Cynthia J. McGean
Excerpt from Mrs. O’Leary’s Torment
a short story
Oregon Writer’s Colony Award-winner
by Cynthia J. McGean

    On a black night in old Chicago, a sulfurous wind whirled around the street lamps, grasping after the blue flames that danced inside.  It whistled and leapt up and down the alleyways, winking at errant scraps of newsprint, running its fingers through the leaves, tickling the backs of stray dogs and cats.  An elegant shadow with top hat and cane loomed up across the house fronts, blotted out the fragile gaslights and slid across the pock-marked face of one particular house.  There it stopped, waiting.    
	A lean horse-faced boy clomped back and forth on the cobblestone street in front of the house.  He spat on the pavement and let out a territorial howl like one of the goblins in his grandmother’s tales.  This was a night of wild exhuberance, a night for riding the wind.  As he waited for his mate, his fingers danced across his thighs, itching for action.
	Inside the house, an old woman pulled a blanket tight around her shoulders.  The boy’s  footsteps across the pavement were like hammers on her bones.  Why had he come tonight?  Why could they not leave her in peace?  Hadn’t she lost in the fire, too - the cows and the calf and the brand new wagon and all the hay and the coal  for the long winter...  The devil take the gossips that branded the fault hers!   
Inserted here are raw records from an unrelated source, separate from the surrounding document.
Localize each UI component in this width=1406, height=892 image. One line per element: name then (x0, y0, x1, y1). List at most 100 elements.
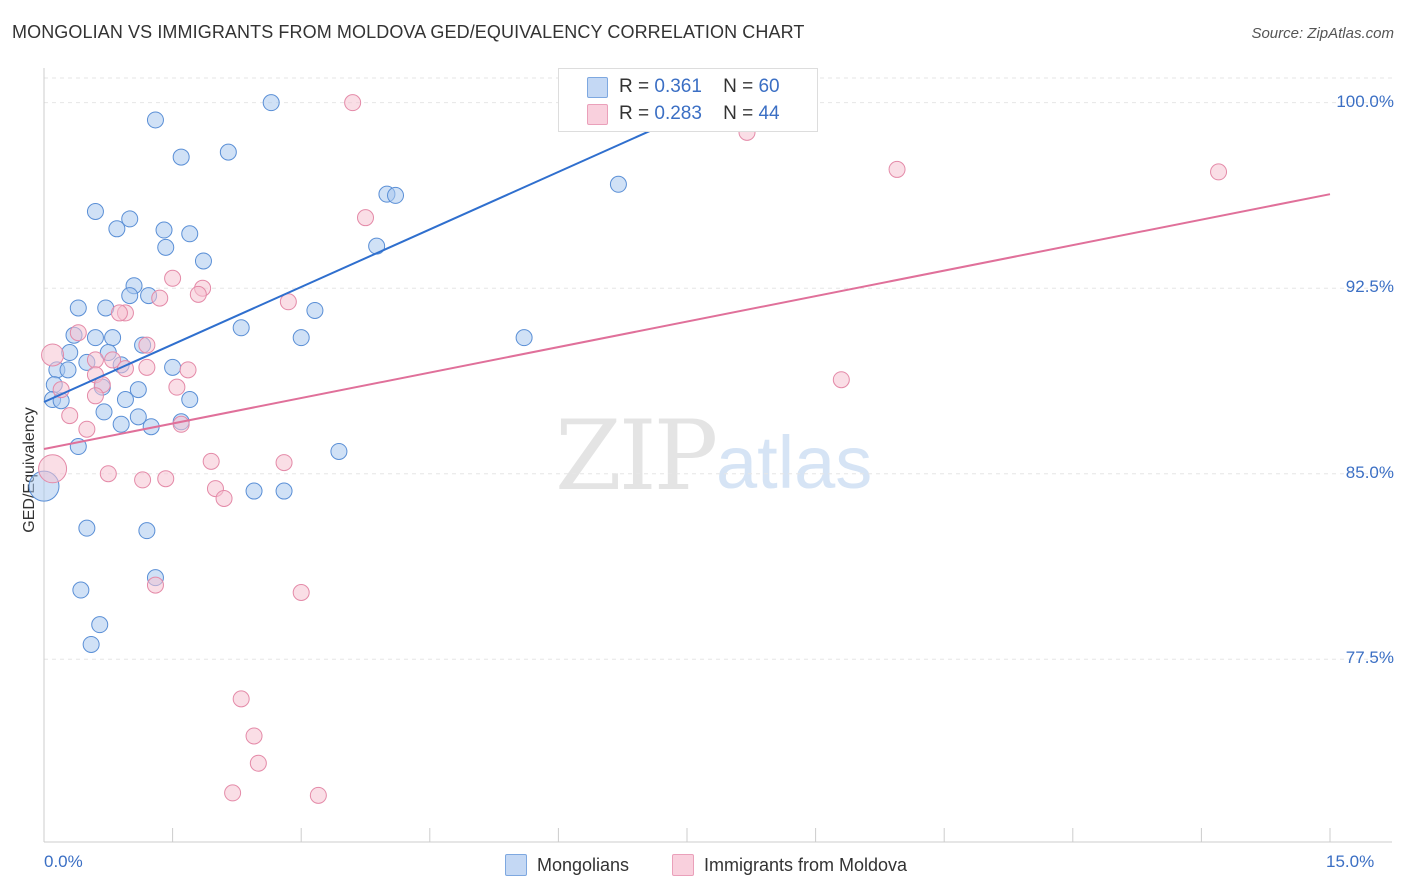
data-point-mongolians (330, 442, 348, 460)
data-point-mongolians (116, 391, 134, 409)
chart-title: MONGOLIAN VS IMMIGRANTS FROM MOLDOVA GED… (12, 22, 805, 42)
trend-lines (43, 94, 1331, 450)
data-point-moldova (224, 784, 242, 802)
data-point-moldova (104, 351, 122, 369)
data-point-moldova (168, 378, 186, 396)
data-point-mongolians (82, 635, 100, 653)
data-point-mongolians (129, 381, 147, 399)
data-point-mongolians (78, 519, 96, 537)
data-point-moldova (38, 454, 68, 484)
bottom-legend-swatch-moldova (672, 854, 694, 876)
data-point-mongolians (129, 408, 147, 426)
data-point-mongolians (275, 482, 293, 500)
data-point-mongolians (121, 287, 139, 305)
data-point-moldova (179, 361, 197, 379)
data-point-moldova (86, 387, 104, 405)
data-point-mongolians (515, 329, 533, 347)
data-point-mongolians (95, 403, 113, 421)
data-point-mongolians (245, 482, 263, 500)
data-point-mongolians (61, 344, 79, 362)
data-point-moldova (172, 415, 190, 433)
data-point-moldova (344, 94, 362, 112)
data-point-moldova (202, 452, 220, 470)
legend-swatch-moldova (587, 104, 608, 125)
data-point-moldova (189, 285, 207, 303)
axes (43, 68, 1392, 843)
x-tick-label-max: 15.0% (1326, 852, 1375, 871)
data-point-moldova (249, 754, 267, 772)
trend-line-moldova (43, 193, 1331, 450)
data-point-moldova (292, 583, 310, 601)
data-point-moldova (151, 289, 169, 307)
data-point-mongolians (292, 329, 310, 347)
data-point-moldova (832, 371, 850, 389)
data-point-moldova (275, 454, 293, 472)
data-point-moldova (110, 304, 128, 322)
data-point-moldova (138, 358, 156, 376)
data-point-mongolians (172, 148, 190, 166)
data-point-moldova (157, 470, 175, 488)
data-point-mongolians (112, 415, 130, 433)
data-point-mongolians (155, 221, 173, 239)
data-point-moldova (309, 786, 327, 804)
legend-row-moldova: R = 0.283 N = 44 (619, 102, 780, 126)
data-point-mongolians (108, 220, 126, 238)
bottom-legend-label-mongolians: Mongolians (537, 854, 630, 875)
data-point-mongolians (146, 111, 164, 129)
data-point-mongolians (194, 252, 212, 270)
legend-r-value: 0.361 (654, 76, 702, 97)
data-point-mongolians (59, 361, 77, 379)
data-point-moldova (99, 465, 117, 483)
data-point-mongolians (86, 329, 104, 347)
legend-r-value: 0.283 (654, 103, 702, 124)
data-point-mongolians (72, 581, 90, 599)
grid-lines (44, 77, 1392, 660)
bottom-legend-label-moldova: Immigrants from Moldova (704, 854, 908, 875)
data-point-mongolians (104, 329, 122, 347)
data-point-moldova (86, 351, 104, 369)
data-point-mongolians (164, 358, 182, 376)
data-point-mongolians (609, 175, 627, 193)
legend-n-value: 60 (758, 76, 780, 97)
series-moldova-points (38, 94, 1228, 804)
data-point-mongolians (262, 94, 280, 112)
source-label: Source: ZipAtlas.com (1251, 25, 1394, 42)
bottom-legend-mongolians: Mongolians (505, 852, 629, 878)
data-point-mongolians (121, 210, 139, 228)
x-tick-label-min: 0.0% (44, 852, 83, 871)
data-point-moldova (61, 407, 79, 425)
data-point-moldova (134, 471, 152, 489)
data-point-moldova (357, 209, 374, 227)
bottom-legend-moldova: Immigrants from Moldova (672, 852, 907, 878)
data-point-mongolians (232, 319, 250, 337)
legend-swatch-mongolians (587, 77, 608, 98)
data-point-mongolians (387, 186, 405, 204)
data-point-mongolians (69, 299, 87, 317)
legend-n-value: 44 (758, 103, 780, 124)
y-tick-label: 77.5% (1345, 648, 1394, 668)
y-tick-label: 100.0% (1336, 91, 1394, 111)
trend-line-mongolians (43, 115, 684, 403)
y-tick-label: 85.0% (1345, 462, 1394, 482)
data-point-moldova (146, 576, 164, 594)
data-point-mongolians (219, 143, 237, 161)
data-point-moldova (232, 690, 250, 708)
data-point-moldova (1210, 163, 1228, 181)
legend-row-mongolians: R = 0.361 N = 60 (619, 75, 780, 99)
legend-n-label: N = (723, 103, 754, 124)
data-point-moldova (69, 324, 87, 342)
legend-n-label: N = (723, 76, 754, 97)
stats-legend: R = 0.361 N = 60 R = 0.283 N = 44 (558, 68, 818, 132)
data-point-mongolians (181, 391, 199, 409)
legend-r-label: R = (619, 103, 650, 124)
data-point-moldova (245, 727, 263, 745)
data-point-mongolians (181, 225, 199, 243)
watermark-atlas: atlas (716, 421, 873, 504)
watermark-zip: ZIP (555, 400, 718, 512)
y-tick-label: 92.5% (1345, 277, 1394, 297)
data-point-moldova (138, 336, 156, 354)
data-point-moldova (41, 343, 65, 367)
data-point-mongolians (86, 202, 104, 220)
data-point-mongolians (306, 301, 324, 319)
	Time was the old woman would have chased the boy away, but all her fire had turned to ash when her husband Patrick died.  Now she merely rocked in her chair and tried not to wake the sleeping demons.  To keep her fear at bay, she hummed a lilting tune that summoned the image of a young girl, willowy and light, dancing with the rakish Jack Murphy whose hair fell across his eyes as he tossed her around the dance floor.  It was her own image dancing there, at the age of fifteen, a beaming rose of a girl.  
	Outside, a cat howled, its ears flat, and raced under an old wooden cart.  The horse-faced boy whistled half a melody and left the notes hanging in the air like a taunt.
	I am no longer that girl, the old woman thought, and a great sadness swept over her.  I am not that girl and this is not that night.  She stopped rocking.  The fiddler had played that same little tune on that other night, the night whose memory kept her prisoner.
	Outside, a lad with a crooked grin whistled back to the horse-faced boy, who galloped over and clapped him on the back.  The dry wind ruffled their hair and they fell to conversing.  
	“Hot night in the old town, eh Dan’l?” said the first, winking into the unseeing night.
	“Like breathin’ in the fires of hell itself, it is,” his friend replied.  The two of them laughed.  “Have ye brought the chains then, Mike?” 
	There was a heavy rattle of metal.  
	“Good lad, good lad!  Always up for a bit of fun.”
	“Had to be right clever about it so’s not to startle me ma,” Mike explained.  “She don’t want to know what I’m about at this hour, out on the streets.”
	“We’re not up to anything that don’t deserve doing.”  Daniel had a gift for propping up the sagging spines of his mates.  “You know it’s the truth and so does yer ma.  Isn’t it she who wishes the plagues of Egypt on the whole O’Leary clan every time she tells the tale?  Isn’t it she was left an orphan in the street on account of the fire?”  
	“True enough,” answered Mike.  He reached into his jacket and pulled out a flask.  “To giving the devil her due,” he laughed.  He raised it, took a swig, and passed it over to Daniel.  Then he handed his mate a thick length of chain.  Mike stood at the old woman’s door, while Daniel crouched by her window.
	The old woman watched the shadows slither across her curtain, pause, and slither back.  The clock ticked.  The teakettle let out a weak, hissing whistle.  The shadows glided past the window again.  
	The woman’s papery fingers clutched at her blanket.  The memory of the fiddler’s tune had pulled her back into the hungry vortex of the past, back to that other night.  She could hear the raucous laughter of the boarders’ party nearly three decades ago.  No longer a blithe lass then, she was a workhorse mother of two score and more, but the music of the fiddler still called to her.  She was still strong and healthy then, still ached for love.  That night she took an oil lamp and crept out to the barn, just to listen, remembering how she had danced as a girl of fifteen.  
	But he was there, waiting for her, her old lover Jack, waiting in the barn.  She remembered her gratitude when he looked at her and the years fell away.   She remembered how they came together, in the hay and wood shavings that she and Patrick had laid by for the winter; how Jack took her in his arms and brought back her girlhood while the fiddle music played in the house; how he left her there with the softest of kisses, buttoned up his trousers and pulled on his black calveskin gloves, tilted his hat and wished her well before slipping out the barn door and into the night; how a sudden noise called her to herself and she stole back into the house, clutching his love to her breast, planning to keep it warm there and carry it into her dreams.  But, ah!  The lantern.  Had she left it behind in the barn, lit and untended?